Israeli Prime Minister Benjamin Netanyahu on Sunday sought to project calm amid a deepening crisis with the United States, seen as the worst rift between the close allies in decades.
"We opened the papers this morning and saw the analyses and reviews. I suggest we not get carried away, and calm down," Netanyahu said ahead of a weekly cabinet meeting.
"We know how to deal with situations like these, calmly, responsibly and seriously," he said.
Israel had thought the crisis -- provoked by an announcement of plans for 1,600 new settler homes in mostly Arab east Jerusalem during a visit by US Vice President Joe Biden -- was over, following a public apology issued on Thursday.
But over the weekend the US signalled things were far from business as usual.
US Secretary of State Hillary Clinton berated Netanyahu in a 43-minute phone conversation before telling the press the move was "insulting," and sent a "deeply negative signal" about Israel's ties to its top ally.

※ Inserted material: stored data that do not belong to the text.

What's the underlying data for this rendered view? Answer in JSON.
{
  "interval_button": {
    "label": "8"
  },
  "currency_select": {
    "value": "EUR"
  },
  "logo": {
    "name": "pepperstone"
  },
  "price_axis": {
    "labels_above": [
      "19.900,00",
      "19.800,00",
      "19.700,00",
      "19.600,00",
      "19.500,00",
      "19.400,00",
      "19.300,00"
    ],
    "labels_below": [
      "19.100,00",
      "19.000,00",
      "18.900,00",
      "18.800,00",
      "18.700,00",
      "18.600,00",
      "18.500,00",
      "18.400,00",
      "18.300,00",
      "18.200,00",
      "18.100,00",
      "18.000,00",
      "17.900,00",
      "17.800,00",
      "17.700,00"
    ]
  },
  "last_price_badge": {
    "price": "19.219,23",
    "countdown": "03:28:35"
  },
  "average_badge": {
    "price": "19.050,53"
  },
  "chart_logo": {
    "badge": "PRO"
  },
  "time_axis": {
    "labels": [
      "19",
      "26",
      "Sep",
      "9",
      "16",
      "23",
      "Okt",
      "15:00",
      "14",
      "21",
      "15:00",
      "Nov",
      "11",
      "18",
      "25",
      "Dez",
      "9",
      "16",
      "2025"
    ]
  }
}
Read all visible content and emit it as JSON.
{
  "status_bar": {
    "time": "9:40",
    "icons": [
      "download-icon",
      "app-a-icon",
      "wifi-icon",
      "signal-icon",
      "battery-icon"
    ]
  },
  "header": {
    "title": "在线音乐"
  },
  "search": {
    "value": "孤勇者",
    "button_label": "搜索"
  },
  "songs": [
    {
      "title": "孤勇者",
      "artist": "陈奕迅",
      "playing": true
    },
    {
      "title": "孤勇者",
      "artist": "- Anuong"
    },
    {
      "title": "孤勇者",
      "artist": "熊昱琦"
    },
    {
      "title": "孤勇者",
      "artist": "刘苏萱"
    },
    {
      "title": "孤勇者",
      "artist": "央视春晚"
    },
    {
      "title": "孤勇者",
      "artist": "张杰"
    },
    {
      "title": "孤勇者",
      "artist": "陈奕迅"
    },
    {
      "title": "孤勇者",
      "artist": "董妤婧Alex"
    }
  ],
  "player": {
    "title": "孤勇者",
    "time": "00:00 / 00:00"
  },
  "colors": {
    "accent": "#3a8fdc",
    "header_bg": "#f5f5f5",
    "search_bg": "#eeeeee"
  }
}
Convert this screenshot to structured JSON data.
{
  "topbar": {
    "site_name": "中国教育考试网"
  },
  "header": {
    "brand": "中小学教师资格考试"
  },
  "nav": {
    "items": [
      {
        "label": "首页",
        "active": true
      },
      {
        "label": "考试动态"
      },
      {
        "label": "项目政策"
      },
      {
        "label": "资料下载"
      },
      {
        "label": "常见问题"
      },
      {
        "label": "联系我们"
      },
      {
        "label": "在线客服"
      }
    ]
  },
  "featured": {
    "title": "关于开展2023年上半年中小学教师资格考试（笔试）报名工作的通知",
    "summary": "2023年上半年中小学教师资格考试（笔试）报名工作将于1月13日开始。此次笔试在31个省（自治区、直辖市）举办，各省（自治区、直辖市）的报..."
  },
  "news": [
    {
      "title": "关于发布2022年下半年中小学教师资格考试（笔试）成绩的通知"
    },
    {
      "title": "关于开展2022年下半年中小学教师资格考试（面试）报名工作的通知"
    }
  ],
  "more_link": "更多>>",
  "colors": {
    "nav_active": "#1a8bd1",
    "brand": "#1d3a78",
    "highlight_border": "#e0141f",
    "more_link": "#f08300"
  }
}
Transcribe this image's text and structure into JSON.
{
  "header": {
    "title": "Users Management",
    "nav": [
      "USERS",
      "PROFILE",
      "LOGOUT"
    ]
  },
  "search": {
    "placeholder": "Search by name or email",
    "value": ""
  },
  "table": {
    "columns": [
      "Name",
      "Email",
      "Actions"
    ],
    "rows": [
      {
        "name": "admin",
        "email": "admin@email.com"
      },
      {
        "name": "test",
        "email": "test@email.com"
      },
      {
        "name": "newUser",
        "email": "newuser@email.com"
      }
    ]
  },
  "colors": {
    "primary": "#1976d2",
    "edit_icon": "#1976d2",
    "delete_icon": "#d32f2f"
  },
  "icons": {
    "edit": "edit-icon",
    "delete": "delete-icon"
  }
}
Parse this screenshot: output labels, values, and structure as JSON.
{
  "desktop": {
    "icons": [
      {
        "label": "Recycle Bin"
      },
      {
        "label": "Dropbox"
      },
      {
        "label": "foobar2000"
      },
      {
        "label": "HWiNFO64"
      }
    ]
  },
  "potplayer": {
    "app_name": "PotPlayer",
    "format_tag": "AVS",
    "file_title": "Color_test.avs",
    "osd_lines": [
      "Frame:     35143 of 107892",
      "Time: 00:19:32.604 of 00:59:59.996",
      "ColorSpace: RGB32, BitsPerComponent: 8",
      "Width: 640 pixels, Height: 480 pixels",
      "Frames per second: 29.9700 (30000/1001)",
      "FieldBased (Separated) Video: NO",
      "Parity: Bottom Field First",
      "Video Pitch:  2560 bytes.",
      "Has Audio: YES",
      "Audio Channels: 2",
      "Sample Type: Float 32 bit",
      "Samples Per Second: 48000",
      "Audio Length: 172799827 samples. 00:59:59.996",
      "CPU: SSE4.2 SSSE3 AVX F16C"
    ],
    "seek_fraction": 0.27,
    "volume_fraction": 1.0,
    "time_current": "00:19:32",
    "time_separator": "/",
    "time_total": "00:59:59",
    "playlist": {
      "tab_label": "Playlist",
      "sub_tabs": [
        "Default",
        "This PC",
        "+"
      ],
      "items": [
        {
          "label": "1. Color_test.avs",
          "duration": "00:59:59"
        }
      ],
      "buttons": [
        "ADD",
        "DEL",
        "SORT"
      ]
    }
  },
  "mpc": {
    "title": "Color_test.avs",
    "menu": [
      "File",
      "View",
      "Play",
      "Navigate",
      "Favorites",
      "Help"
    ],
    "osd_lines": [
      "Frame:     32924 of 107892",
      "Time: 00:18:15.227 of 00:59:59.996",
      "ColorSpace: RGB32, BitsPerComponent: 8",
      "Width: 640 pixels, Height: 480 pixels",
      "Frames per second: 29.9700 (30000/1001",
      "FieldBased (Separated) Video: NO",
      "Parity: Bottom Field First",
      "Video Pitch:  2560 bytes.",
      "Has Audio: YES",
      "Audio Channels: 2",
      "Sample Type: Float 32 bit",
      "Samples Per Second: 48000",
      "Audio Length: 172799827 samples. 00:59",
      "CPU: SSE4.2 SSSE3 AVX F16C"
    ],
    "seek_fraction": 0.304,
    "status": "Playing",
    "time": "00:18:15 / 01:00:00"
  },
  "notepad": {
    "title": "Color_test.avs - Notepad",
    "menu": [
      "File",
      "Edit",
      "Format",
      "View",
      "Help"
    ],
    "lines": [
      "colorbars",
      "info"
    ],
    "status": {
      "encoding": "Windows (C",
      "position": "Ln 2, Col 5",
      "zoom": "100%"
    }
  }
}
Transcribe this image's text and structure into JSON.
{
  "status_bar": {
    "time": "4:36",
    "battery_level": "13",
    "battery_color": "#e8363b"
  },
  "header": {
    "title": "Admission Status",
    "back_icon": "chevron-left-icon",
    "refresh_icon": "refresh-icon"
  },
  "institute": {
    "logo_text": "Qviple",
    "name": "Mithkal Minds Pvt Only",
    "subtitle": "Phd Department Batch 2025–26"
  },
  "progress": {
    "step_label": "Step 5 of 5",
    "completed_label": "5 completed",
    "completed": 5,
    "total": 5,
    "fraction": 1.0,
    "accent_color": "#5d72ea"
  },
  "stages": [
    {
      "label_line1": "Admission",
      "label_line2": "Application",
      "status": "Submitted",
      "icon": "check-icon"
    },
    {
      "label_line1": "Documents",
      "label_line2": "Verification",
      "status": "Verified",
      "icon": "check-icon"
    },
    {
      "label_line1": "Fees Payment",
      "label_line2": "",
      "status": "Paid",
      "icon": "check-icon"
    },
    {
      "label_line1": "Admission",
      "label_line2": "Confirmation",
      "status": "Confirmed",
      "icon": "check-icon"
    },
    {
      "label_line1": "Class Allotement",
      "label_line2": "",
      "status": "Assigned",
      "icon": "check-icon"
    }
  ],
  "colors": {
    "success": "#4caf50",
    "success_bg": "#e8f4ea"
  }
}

"The crisis is still in full force and has reached new heights. It appears to be far more severe than anything we've known in the past decade, and perhaps even longer," Israel's Maariv newspaper said in an editorial.
"When was the last time we heard such harsh words, and such a cold and alienated tone of voice from Washington? And it isn't just the tone and the words. It is the lack of trust, the contempt," Israel's Yediot Aharonot newspaper said in an editorial entitled "Spit in the face."
Israeli daily Haaretz suggested Netanyahu re-evaluate his mostly right-wing governing coalition.